This week, Apple raised the bar on the education-related expectations from the tech industry. The introduction of iBooks 2 and Apple’s entrance into digital and interactive textbooks certainly turned a few heads and raised eyebrows. And then the mud-slinging came.
Just as quickly as the blogs and tweets were posted announcing the details of the announcement, the nay-sayers were creating lists of all the things [they feel are] wrong with Apple’s iBooks Author and the textbooks themselves: limitations of only viewing on Apple’s own iPads, no real ePub exporting options, Apple taking their 30% share, and of course, the EULA limiting who actually “owns” what.
Now just a second.
Thank you, Apple. Thanks for putting in thousands of R & D hours, thanks for being innovative, thanks for having vision, thanks for being tech giant who is willing to listen and explore new approaches.
You didn’t get it exactly right [in the tech giant of Ryan Malany's eyes] the first time, but you did something. You raised the bar. Just like when you omitted the floppy drive from G3 towers and iMacs. Everyone freaked out. Nay-sayers pointed out 197 things wrong with it.
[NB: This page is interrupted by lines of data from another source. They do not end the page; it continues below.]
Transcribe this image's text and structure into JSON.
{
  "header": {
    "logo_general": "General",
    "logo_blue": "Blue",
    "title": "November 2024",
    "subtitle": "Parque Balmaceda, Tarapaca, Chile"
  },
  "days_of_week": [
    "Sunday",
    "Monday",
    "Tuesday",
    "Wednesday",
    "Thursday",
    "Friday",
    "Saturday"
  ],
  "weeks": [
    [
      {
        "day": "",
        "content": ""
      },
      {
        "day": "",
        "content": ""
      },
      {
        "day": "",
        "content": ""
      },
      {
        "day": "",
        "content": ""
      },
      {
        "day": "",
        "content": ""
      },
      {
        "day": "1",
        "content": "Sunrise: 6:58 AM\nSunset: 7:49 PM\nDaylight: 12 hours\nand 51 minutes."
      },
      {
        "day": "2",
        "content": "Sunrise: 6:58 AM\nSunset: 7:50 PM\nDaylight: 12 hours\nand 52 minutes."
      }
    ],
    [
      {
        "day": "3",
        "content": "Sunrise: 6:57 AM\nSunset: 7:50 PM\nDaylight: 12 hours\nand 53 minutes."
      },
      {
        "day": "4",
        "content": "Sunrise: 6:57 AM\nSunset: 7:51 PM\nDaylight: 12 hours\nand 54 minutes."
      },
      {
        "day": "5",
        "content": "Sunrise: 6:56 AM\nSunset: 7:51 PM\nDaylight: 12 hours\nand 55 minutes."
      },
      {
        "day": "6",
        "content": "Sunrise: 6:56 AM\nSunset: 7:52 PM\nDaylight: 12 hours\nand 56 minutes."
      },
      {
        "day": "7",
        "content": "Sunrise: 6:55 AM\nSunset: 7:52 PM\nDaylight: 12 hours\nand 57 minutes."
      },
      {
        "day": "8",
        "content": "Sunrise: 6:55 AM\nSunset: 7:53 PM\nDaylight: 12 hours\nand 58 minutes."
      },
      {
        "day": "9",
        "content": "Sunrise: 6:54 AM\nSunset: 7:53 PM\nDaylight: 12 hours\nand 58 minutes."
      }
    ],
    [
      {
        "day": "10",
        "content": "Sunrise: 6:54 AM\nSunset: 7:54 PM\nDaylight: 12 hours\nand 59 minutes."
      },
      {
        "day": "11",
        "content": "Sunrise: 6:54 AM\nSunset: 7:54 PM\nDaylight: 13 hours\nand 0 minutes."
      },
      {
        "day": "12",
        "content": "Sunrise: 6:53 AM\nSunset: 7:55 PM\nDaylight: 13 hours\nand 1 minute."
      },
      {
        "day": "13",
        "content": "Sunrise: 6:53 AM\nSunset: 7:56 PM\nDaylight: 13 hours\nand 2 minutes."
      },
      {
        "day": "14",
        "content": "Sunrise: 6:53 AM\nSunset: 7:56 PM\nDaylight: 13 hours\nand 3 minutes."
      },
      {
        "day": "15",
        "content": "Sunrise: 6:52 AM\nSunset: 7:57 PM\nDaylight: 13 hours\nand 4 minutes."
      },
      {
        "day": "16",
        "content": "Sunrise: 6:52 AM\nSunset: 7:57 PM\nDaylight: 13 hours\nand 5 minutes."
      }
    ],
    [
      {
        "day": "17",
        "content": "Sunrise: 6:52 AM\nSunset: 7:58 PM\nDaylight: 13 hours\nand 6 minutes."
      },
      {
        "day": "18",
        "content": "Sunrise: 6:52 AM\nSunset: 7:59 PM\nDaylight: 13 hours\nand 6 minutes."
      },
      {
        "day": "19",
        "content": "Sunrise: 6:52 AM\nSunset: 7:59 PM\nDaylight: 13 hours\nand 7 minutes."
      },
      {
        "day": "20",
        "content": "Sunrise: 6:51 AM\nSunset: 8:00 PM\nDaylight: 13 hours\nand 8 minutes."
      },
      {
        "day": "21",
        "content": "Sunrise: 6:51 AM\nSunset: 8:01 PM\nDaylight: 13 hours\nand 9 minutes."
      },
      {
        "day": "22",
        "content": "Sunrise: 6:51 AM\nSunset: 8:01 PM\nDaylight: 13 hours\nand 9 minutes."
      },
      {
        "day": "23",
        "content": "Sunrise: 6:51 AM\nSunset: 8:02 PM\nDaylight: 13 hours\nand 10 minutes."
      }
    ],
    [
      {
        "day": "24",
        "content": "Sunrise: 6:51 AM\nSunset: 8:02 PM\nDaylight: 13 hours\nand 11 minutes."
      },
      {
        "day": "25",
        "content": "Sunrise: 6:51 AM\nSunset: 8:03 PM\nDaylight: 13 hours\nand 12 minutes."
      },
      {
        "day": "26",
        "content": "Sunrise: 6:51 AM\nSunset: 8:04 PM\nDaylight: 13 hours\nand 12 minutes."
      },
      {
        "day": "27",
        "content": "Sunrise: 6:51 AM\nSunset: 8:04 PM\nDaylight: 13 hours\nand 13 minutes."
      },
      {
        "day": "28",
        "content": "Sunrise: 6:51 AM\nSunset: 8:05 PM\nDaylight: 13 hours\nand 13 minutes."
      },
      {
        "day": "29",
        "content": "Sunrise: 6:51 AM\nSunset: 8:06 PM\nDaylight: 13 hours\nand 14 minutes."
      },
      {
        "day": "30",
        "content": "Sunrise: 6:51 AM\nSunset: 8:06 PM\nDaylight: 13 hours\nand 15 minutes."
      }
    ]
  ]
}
And years later, it’s tough to buy a [any brand] computer with one.
We’ve seen this before: you’ll take in customer feedback, you’ll revisit your first generation software restraints, you’ll update, revise, and release. Other companies are probably already hard at work emulating your software. They’ll release it [after you've done the back-work] at a lower costs with more options and people will continue to complain about Apple’s high[er] costs.
Thank you for being first. Thank you for raising the bar, Apple.